Winning roughly a third of the vote in New Hampshire and South Carolina isn't too hard: Pat Buchanan did something similar in 1996. And it means that two-thirds of the rest of the state-by-state vote is waiting to coalesce around an alternative. That will eventually happen, say the optimists, it's just taking an unusually long time to effect.

The problem with this theory is that: A) as other candidates quit the race, some of their votes will transfer to Trump and B) absolutely everyone has to get behind Marco Rubio pretty much right now to effect this sudden and overwhelming counterrevolution.

Will John Kasich, who believes he can do better in the north of the country, drop out anytime soon? Or Ted Cruz? It's hard to see what Cruz's path to the nomination is after the latest result.

He did well among evangelicals and/or those described as "very conservative" -- but to be in third place with 99% of the vote counted in a Southern, deeply religious state like this is devastating. Nevertheless, he's got a fabulous organization and quite a bit of money. He probably will hang around.

At least Cruz is a kamikaze conservative that we can all understand. If the moderates do not make a concerted effort to get behind Rubio and beat Trump, the long-term consequences for orthodox conservatism could be huge.

For 50 years, it has functioned according to a coherent, logical alliance between social, economic and military conservatives -- embodied somewhat in the late Justice Antonin Scalia, whose intellectual justification of tradition reflected a movement motivated by both faith and reason.

Yet in the past few months, a Republican front-runner has emerged who has praised Planned Parenthood, pushed elements of a big spending agenda and questioned the neoconservative agenda. There's a case for saying that some or all of these were in need of analysis and revision. But Trump has taken a wrecking ball to the American conservative movement that threatens to leave it in pieces.

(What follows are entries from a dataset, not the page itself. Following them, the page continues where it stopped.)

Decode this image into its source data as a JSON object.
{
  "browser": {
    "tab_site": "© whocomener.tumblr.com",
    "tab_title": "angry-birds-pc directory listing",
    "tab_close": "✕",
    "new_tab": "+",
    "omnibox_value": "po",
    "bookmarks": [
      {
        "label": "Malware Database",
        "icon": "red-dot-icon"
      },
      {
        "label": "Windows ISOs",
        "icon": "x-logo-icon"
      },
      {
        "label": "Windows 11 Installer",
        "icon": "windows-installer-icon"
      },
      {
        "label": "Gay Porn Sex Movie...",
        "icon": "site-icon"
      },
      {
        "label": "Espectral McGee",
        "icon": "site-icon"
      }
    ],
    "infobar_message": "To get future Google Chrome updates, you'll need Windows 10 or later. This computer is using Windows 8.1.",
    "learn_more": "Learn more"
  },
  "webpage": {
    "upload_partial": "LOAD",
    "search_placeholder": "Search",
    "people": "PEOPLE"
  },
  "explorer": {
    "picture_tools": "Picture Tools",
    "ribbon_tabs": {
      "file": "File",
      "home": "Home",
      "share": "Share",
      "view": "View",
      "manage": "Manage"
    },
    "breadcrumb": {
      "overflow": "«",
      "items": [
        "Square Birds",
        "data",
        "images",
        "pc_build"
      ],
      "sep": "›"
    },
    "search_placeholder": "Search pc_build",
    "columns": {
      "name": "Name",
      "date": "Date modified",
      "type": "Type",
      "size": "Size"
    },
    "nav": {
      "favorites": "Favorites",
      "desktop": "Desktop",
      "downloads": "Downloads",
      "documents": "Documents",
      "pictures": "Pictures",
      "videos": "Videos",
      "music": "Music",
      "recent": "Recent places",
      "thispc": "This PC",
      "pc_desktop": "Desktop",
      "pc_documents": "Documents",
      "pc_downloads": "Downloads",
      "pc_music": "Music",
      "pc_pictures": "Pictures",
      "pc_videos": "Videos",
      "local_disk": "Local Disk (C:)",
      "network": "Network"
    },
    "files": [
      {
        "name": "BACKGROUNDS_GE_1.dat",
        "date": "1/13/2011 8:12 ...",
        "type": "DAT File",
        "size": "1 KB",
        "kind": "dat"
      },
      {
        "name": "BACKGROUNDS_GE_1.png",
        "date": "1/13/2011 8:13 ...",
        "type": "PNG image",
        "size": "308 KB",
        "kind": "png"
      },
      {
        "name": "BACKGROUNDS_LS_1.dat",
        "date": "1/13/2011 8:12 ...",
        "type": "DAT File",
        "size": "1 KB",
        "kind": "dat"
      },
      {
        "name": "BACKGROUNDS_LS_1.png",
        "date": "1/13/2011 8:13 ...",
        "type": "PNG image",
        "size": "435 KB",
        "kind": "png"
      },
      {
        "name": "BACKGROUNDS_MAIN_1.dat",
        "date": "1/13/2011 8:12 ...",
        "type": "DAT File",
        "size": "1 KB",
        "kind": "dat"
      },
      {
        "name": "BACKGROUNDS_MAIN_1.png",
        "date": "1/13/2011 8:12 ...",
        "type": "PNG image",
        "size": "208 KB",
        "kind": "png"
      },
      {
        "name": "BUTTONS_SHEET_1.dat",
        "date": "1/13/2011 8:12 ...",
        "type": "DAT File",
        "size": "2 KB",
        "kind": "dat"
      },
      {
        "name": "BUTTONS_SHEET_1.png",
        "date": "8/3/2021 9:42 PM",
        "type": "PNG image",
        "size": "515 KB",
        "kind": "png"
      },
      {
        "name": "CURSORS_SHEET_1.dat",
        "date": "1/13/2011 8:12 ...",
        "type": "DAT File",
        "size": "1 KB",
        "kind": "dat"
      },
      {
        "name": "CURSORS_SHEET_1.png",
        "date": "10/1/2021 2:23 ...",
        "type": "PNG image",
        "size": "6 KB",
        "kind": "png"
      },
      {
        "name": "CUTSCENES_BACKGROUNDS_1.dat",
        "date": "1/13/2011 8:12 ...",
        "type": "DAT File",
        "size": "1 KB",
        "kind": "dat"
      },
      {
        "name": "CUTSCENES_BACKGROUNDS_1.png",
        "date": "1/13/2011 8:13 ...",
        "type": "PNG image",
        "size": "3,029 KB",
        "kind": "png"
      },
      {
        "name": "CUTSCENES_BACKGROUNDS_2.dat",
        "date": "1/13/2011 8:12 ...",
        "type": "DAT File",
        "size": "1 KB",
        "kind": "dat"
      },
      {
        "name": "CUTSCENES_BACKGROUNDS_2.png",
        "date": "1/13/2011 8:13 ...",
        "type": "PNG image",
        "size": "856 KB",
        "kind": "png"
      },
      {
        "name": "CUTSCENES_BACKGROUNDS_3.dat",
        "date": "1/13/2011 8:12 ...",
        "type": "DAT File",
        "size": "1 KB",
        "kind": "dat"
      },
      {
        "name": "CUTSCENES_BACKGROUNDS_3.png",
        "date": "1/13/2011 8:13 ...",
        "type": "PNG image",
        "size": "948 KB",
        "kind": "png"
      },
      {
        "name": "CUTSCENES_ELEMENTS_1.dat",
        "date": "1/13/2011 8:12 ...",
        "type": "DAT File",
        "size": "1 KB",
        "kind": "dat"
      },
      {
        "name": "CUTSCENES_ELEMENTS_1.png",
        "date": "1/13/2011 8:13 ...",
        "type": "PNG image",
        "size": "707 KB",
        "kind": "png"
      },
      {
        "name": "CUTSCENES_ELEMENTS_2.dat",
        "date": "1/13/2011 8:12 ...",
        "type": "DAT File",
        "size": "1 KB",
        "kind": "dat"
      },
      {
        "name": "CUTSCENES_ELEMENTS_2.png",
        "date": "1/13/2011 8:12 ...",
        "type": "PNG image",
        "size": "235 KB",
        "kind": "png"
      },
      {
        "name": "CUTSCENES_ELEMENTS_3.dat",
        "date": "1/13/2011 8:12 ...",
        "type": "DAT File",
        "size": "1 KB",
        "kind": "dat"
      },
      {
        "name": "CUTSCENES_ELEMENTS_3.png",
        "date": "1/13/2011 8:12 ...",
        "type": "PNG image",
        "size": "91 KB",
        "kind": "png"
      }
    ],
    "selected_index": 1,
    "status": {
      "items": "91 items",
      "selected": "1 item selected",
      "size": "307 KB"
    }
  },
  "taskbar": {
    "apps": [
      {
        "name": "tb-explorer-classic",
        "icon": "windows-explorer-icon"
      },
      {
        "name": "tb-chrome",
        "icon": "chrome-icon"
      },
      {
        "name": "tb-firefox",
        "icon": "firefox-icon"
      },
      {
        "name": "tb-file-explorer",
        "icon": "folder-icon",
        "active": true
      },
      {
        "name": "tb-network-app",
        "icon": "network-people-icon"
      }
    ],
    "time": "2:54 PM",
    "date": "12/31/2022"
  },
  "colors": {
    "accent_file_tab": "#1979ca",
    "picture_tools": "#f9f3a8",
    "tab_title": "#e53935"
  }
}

It's a revolutionary moment and, unless I'm very much mistaken, conservatives are not supposed to be the revolutionaries. They exist to bring order to chaos, rationality over passion. Trump seems to exist to "mix things up." He is "nasty" and "fun" -- although more the former than the latter. His enthusiasm for torture is unpleasant to say the least.

"Now is the time for all good men to come to the aid of the party," as they say -- and so they should. In the next few days, egos have to be laid aside, more people have to drop out and Rubio needs to gain enough support to actually win a primary.

It might seem a little absurd to pour all of one's hopes into a candidate who hasn't even won anything yet, but in these odd times, Rubio is starting to look like the only real alternative to Donald Trump.

To be clear: A Trump nomination does not necessarily spell defeat for the Republican Party in November or anarchy for America in the future. But it would represent a departure from conservative tradition and the emergence of a new, raw politics that could change the GOP beyond recognition.